El primer emperador romano, Octavio, renovó y restauró mucho de los cultos tradicionales romanos que habían caído en desuso a lo largo de la República, sobre todo en su fase final. En contrapartida, por un lado recibió un título de carácter religioso, Augusto, término que hasta entonces sólo se aplicaba a los templos consagrados según los ritos religiosos romanos; por otro lado, el propio emperador acabó siendo divinizado, de manera que, a partir de Octavio Augusto, la gran mayoría de los emperadores de los primeros siglos del imperio recibieron el título honorífico de Augusto, fueron divinizados, casi siempre en vida, fueron objeto de culto en Roma y en el imperio y en su honor se erigieron templos.
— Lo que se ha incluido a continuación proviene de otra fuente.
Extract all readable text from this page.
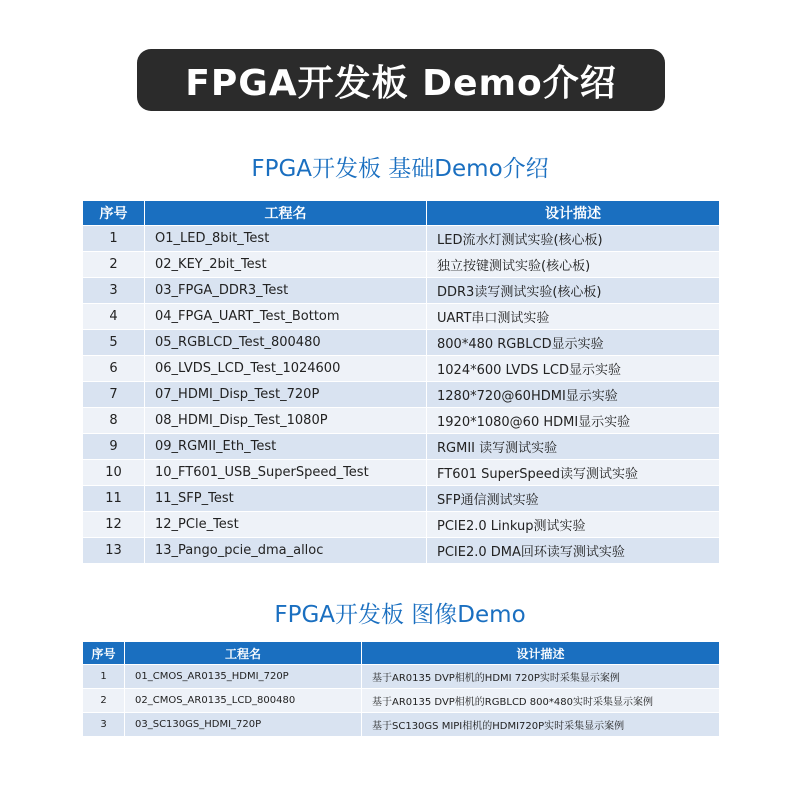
FPGA开发板 Demo介绍
FPGA开发板 基础Demo介绍
序号	工程名	设计描述
1	O1_LED_8bit_Test	LED流水灯测试实验(核心板)
2	02_KEY_2bit_Test	独立按键测试实验(核心板)
3	03_FPGA_DDR3_Test	DDR3读写测试实验(核心板)
4	04_FPGA_UART_Test_Bottom	UART串口测试实验
5	05_RGBLCD_Test_800480	800*480 RGBLCD显示实验
6	06_LVDS_LCD_Test_1024600	1024*600 LVDS LCD显示实验
7	07_HDMI_Disp_Test_720P	1280*720@60HDMI显示实验
8	08_HDMI_Disp_Test_1080P	1920*1080@60 HDMI显示实验
9	09_RGMII_Eth_Test	RGMII 读写测试实验
10	10_FT601_USB_SuperSpeed_Test	FT601 SuperSpeed读写测试实验
11	11_SFP_Test	SFP通信测试实验
12	12_PCle_Test	PCIE2.0 Linkup测试实验
13	13_Pango_pcie_dma_alloc	PCIE2.0 DMA回环读写测试实验
FPGA开发板 图像Demo
序号	工程名	设计描述
1	01_CMOS_AR0135_HDMI_720P	基于AR0135 DVP相机的HDMI 720P实时采集显示案例
2	02_CMOS_AR0135_LCD_800480	基于AR0135 DVP相机的RGBLCD 800*480实时采集显示案例
3	03_SC130GS_HDMI_720P	基于SC130GS MIPI相机的HDMI720P实时采集显示案例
Esta situación duró hasta el siglo III d. C. y dicho culto imperial tuvo un papel unitario; sin embargo, la irrupción del cristianismo y su adopción final como religión oficial del estado romano modificaron y suprimieron el culto imperial.
Con todo, el culto al emperador también tenía ciertas influencias orientales, donde pueblos como los egipcios consideraban divinos a sus faraones. En el caso de Roma, parece ser que por iniciativa de personajes influyentes en las provincias y en Italia se empezó a construir altares en honor de la diosa Roma y de su emperador Augusto, todavía en vida, muy probablemente para atraerse el favor de éste. En Roma no se deificó en vida; sólo se veneraba al genius de Augusto, pero a su muerte en el 14 d. C. se dictó un decreto senatorial por el que fue divinizado, es decir, en término más propio, se produjo la apoteosis del emperador, del divus Augustus. A partir de Augusto, la deificación del emperador se hizo en vida y sólo algunos emperadores eludieron o no recibieron la divinización en vida, como Calígula y Domiciano.
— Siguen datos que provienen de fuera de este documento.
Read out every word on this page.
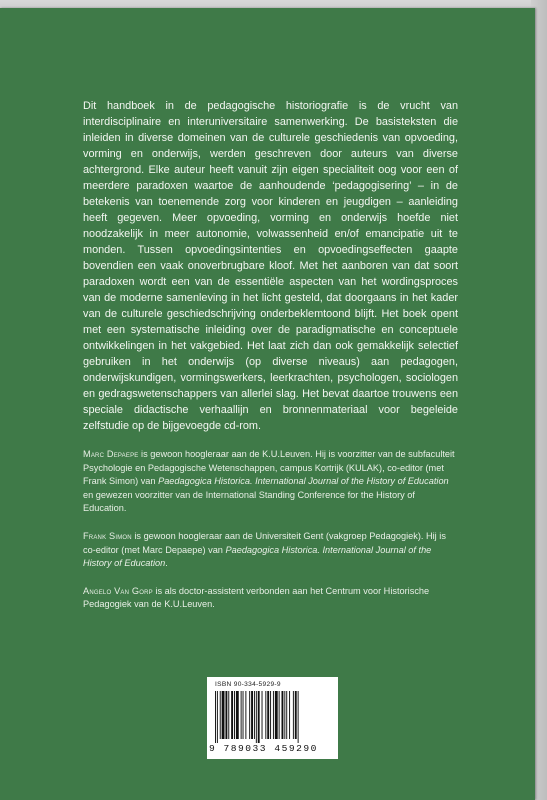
Dit handboek in de pedagogische historiografie is de vrucht van interdisciplinaire en interuniversitaire samenwerking. De basisteksten die inleiden in diverse domeinen van de culturele geschiedenis van opvoeding, vorming en onderwijs, werden geschreven door auteurs van diverse achtergrond. Elke auteur heeft vanuit zijn eigen specialiteit oog voor een of meerdere paradoxen waartoe de aanhoudende ‘pedagogisering’ – in de betekenis van toenemende zorg voor kinderen en jeugdigen – aanleiding heeft gegeven. Meer opvoeding, vorming en onderwijs hoefde niet noodzakelijk in meer autonomie, volwassenheid en/of emancipatie uit te monden. Tussen opvoedingsintenties en opvoedingseffecten gaapte bovendien een vaak onoverbrugbare kloof. Met het aanboren van dat soort paradoxen wordt een van de essentiële aspecten van het wordingsproces van de moderne samenleving in het licht gesteld, dat doorgaans in het kader van de culturele geschiedschrijving onderbeklemtoond blijft. Het boek opent met een systematische inleiding over de paradigmatische en conceptuele ontwikkelingen in het vakgebied. Het laat zich dan ook gemakkelijk selectief gebruiken in het onderwijs (op diverse niveaus) aan pedagogen, onderwijskundigen, vormingswerkers, leerkrachten, psychologen, sociologen en gedragswetenschappers van allerlei slag. Het bevat daartoe trouwens een speciale didactische verhaallijn en bronnenmateriaal voor begeleide zelfstudie op de bijgevoegde cd-rom.

Marc Depaepe is gewoon hoogleraar aan de K.U.Leuven. Hij is voorzitter van de subfaculteit Psychologie en Pedagogische Wetenschappen, campus Kortrijk (KULAK), co-editor (met Frank Simon) van Paedagogica Historica. International Journal of the History of Education en gewezen voorzitter van de International Standing Conference for the History of Education.

Frank Simon is gewoon hoogleraar aan de Universiteit Gent (vakgroep Pedagogiek). Hij is co-editor (met Marc Depaepe) van Paedagogica Historica. International Journal of the History of Education.

Angelo Van Gorp is als doctor-assistent verbonden aan het Centrum voor Historische Pedagogiek van de K.U.Leuven.

ISBN 90-334-5929-9
9 789033 459290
El culto a la diosa Roma y al emperador se constituyó en un vínculo poderoso entre éste y los súbditos a lo largo del imperio, de manera que en cada municipio y en cada provincia había altares y templos dedicados al emperador en el que se daba cabida también a las clases bajas e incluso a los libertos.
Entorno a estos cultos, sobre todo, bajo Augusto se instauraron juegos: los Ludi Actiaci, el 2 de Septiembre cada cuatro años para celebrar la victoria de Augusto sobre Marco Antonio en Accio; los Ludi Augustales, entre el 5 y el 12 de Octubre, a partir del año 19 a. C. para celebrar el retorno de Augusto desde Oriente; en el año 86 d. C., el emperador Domiciano instauró el Agon Capitolinus, en Junio y Julio cada cuatro años, con juegos deportivos al estilo griego y competiciones literarias y musicales.
No obstante, conviene decir que, si bien en un principio el culto imperial suscitó cierto ardor y apasionamiento entre los romanos, debido a las actitudes de ciertos emperadores al final de la dinastía Julio-Claudia, al uso de la violencia para llegar a ser emperador y al paso del tiempo, el culto imperial acabó convirtiéndose en una pieza más de la maquinaria política oficial del régimen, un símbolo de lealtad y deber hacia la figura del emperador, de manera que perdió su trascendencia original y terminó secularizándose.